先日ご紹介したように、モンゴル伝統の民謡唱法「ホーミー」が中国の「無形文化遺産」として「世界遺産」に「抜け駆け登録申請」をされていることから、モンゴル国、かなり躍起になっております。

2009年だけでも、申請は、「ビエルゲー」という西部モンゴルの部族の伝統舞踊や、「トーリ」英雄伝説の語り部、「ツォール」笛の一種。鼻息で音を出しつつホーミーと一緒に同時演奏もできちゃう変わった楽器、も「継承危機」ということで申請されております。

中国領土内のモンゴル民族の人口は、実は独立国家であるモンゴル国よりも多いのです。
数だけでいえば、そして中国の中でも、「少数民族」といいつつも非漢民族の中では最大の部族構成であるモンゴルを、自らの固有の文化としてとらえる、というのは中国としては「当然の主張」なのやもしれません。

新疆ウイグル自治区のウイグル族の伝統文化も「中国」として世界遺産登録してますしね。


でもって、「デール」ですが、今現在のデールは、ごく最近になって簡素化してるタイプなんですね。チャイナドレスやアオザイ的なたて襟で、右肩あたりと脇の下、右腿あたりでボタン止めをするタイプ。そしてブスといわれるベルトや3-4mほどの布をぐるぐると時計回りに巻きつけます。

フリーサイズというか、直裁ちで誰でも似合うシンプルなデザインと華やかな生地で私もお気に入りです。

でも、本来は、女性はブスをしなかったんですよね。特に既婚になると。女性のことをモンゴル語で「ブスグイ」という言い方もしますが、これは「ブス(帯)がない」という意味なのです。

西部地方や東北部の部族の人たちの間でも最近、一時期は廃れていた華やかで部族ごとの独特のデザインの「デール」や帽子を着用する人たちが増えてきています。実生活では動きにくそう・・・と思うこともありますが、多民族国家モンゴル帝国が、それぞれの部族や民族のアイデンティティを認めてきたことや、自分たちでも意識的に守り続けてきたことがうかがえて素敵です。

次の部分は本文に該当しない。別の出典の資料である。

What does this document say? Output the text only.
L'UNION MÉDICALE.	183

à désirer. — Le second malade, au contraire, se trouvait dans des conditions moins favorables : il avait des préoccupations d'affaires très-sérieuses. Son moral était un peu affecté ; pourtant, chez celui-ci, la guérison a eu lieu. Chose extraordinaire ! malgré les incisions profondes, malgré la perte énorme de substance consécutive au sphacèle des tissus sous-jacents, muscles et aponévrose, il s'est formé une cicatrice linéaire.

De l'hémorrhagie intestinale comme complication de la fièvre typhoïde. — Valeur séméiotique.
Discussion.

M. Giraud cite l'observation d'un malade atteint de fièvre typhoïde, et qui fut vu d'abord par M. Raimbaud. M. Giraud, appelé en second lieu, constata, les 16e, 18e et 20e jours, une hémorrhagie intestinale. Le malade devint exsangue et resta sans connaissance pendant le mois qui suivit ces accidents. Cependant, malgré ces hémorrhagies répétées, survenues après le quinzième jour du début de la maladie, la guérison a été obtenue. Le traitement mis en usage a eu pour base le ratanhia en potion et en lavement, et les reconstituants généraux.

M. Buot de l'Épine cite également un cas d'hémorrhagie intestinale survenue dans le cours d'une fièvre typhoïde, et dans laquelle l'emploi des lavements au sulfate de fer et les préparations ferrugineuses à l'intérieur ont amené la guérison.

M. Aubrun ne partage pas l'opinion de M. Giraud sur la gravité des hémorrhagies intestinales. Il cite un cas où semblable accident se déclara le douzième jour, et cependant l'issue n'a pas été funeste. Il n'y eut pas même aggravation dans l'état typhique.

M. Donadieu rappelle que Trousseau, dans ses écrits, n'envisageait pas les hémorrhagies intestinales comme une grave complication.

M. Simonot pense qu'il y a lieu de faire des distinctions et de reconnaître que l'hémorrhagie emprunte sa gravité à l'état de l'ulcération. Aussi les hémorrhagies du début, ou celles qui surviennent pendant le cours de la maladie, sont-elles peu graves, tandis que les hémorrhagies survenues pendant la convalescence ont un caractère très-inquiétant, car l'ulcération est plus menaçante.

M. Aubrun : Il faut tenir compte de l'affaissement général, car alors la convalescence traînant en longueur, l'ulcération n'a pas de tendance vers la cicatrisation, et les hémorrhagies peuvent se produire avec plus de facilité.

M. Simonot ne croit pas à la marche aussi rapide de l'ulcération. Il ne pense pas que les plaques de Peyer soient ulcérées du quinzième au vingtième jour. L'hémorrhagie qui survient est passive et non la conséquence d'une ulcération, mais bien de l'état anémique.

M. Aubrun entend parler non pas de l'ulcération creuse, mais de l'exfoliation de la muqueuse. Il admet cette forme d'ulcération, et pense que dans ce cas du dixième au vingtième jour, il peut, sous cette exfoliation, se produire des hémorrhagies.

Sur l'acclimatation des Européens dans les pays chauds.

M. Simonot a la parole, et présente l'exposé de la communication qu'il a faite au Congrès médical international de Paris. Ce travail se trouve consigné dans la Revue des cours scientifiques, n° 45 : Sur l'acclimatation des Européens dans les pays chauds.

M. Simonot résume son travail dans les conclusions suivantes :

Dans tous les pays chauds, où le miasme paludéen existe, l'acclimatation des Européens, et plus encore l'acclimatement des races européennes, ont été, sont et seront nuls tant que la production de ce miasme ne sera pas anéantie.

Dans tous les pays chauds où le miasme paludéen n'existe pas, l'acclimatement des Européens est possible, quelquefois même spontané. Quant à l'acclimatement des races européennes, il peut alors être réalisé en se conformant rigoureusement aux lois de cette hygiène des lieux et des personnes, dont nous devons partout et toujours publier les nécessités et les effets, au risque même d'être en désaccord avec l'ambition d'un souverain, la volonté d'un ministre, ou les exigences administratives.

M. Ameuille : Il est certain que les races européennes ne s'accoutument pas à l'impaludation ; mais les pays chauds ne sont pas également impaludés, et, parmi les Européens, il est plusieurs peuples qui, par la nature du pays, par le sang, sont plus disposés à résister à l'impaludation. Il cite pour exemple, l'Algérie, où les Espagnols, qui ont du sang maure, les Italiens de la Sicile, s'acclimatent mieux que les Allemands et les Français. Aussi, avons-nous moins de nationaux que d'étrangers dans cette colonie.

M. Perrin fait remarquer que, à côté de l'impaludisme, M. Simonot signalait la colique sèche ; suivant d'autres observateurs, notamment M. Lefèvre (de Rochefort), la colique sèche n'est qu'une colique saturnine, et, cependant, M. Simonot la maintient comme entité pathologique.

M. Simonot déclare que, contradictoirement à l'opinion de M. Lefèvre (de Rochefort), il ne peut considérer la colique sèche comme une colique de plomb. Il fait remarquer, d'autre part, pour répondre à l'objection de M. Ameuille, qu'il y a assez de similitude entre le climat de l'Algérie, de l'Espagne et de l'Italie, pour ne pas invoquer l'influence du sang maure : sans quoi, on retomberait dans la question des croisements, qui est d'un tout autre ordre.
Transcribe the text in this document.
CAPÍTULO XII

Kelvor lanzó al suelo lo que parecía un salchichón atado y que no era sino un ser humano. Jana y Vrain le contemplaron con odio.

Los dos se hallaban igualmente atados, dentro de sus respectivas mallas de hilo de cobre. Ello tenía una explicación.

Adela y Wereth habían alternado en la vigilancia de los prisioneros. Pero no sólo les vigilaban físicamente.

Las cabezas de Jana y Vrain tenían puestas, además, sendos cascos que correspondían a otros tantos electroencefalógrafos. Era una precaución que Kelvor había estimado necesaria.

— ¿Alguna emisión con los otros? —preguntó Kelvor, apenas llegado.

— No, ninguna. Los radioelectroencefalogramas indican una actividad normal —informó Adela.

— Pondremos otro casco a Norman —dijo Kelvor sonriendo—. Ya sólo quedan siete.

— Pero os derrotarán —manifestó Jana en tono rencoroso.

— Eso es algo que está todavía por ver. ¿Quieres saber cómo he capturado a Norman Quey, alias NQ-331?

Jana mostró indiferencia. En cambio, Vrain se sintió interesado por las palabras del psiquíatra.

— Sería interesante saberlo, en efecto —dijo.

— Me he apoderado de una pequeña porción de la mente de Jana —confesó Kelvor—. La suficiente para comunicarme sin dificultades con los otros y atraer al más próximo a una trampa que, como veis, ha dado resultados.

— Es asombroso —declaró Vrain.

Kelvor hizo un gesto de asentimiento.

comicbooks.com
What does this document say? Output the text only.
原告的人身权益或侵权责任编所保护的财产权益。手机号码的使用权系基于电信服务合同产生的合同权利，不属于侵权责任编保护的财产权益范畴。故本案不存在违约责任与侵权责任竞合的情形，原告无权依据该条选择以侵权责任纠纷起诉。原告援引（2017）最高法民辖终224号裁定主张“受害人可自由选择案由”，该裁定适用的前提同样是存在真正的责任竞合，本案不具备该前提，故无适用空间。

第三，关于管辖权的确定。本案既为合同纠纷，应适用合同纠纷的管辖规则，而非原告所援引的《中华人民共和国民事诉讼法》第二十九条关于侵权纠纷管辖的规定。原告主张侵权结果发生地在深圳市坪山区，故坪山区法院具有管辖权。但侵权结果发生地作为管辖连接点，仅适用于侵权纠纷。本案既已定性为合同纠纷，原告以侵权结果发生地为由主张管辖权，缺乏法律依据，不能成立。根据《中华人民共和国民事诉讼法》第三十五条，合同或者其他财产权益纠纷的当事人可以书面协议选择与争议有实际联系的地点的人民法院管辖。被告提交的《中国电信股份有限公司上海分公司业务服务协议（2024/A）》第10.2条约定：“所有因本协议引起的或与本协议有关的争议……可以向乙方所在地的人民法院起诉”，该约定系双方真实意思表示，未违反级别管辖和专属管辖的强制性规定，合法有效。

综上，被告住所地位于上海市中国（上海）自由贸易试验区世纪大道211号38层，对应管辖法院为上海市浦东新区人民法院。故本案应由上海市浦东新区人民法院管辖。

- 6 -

社会主義時代は、地方は別としてウランバートルではデールを着る習慣は廃れつつあったのだそうです。それどころか、ツァガンサルもほとんど祝うことはなく、ロシア人と一緒にヨールカ(新年)を祝うくらいだったとか。
80年ほどの間でやや下火だったものが、民主化のときに民族主義として、「モンゴル人のアイデンティティ」を模索し、様々な伝統が見直され、復活したのと同様、「ホーミー」騒動で、さらにモンゴル人の「モンゴル民族の独立国」としての自意識が燃え盛っている印象があります。

私はてっきり、2並びの日を毎年、「デールデイ」にするのかと思ってたのですが、どうやら、ツァガンサルの元旦から数えて8日目、「シニンナイム」(陰暦春の最初の月の8日)が「デールデー」になるそうです。

民族衣装のデールを着て来館した人は、博物館や美術館など国立の文化教育機関の入場料が割引になる特典サービスがあったようです。

私も昔は、毎年のようにデールを新調していたのですが、ここ7年ほどは、ずっと同じ青い絹のデールを使い続けてきました。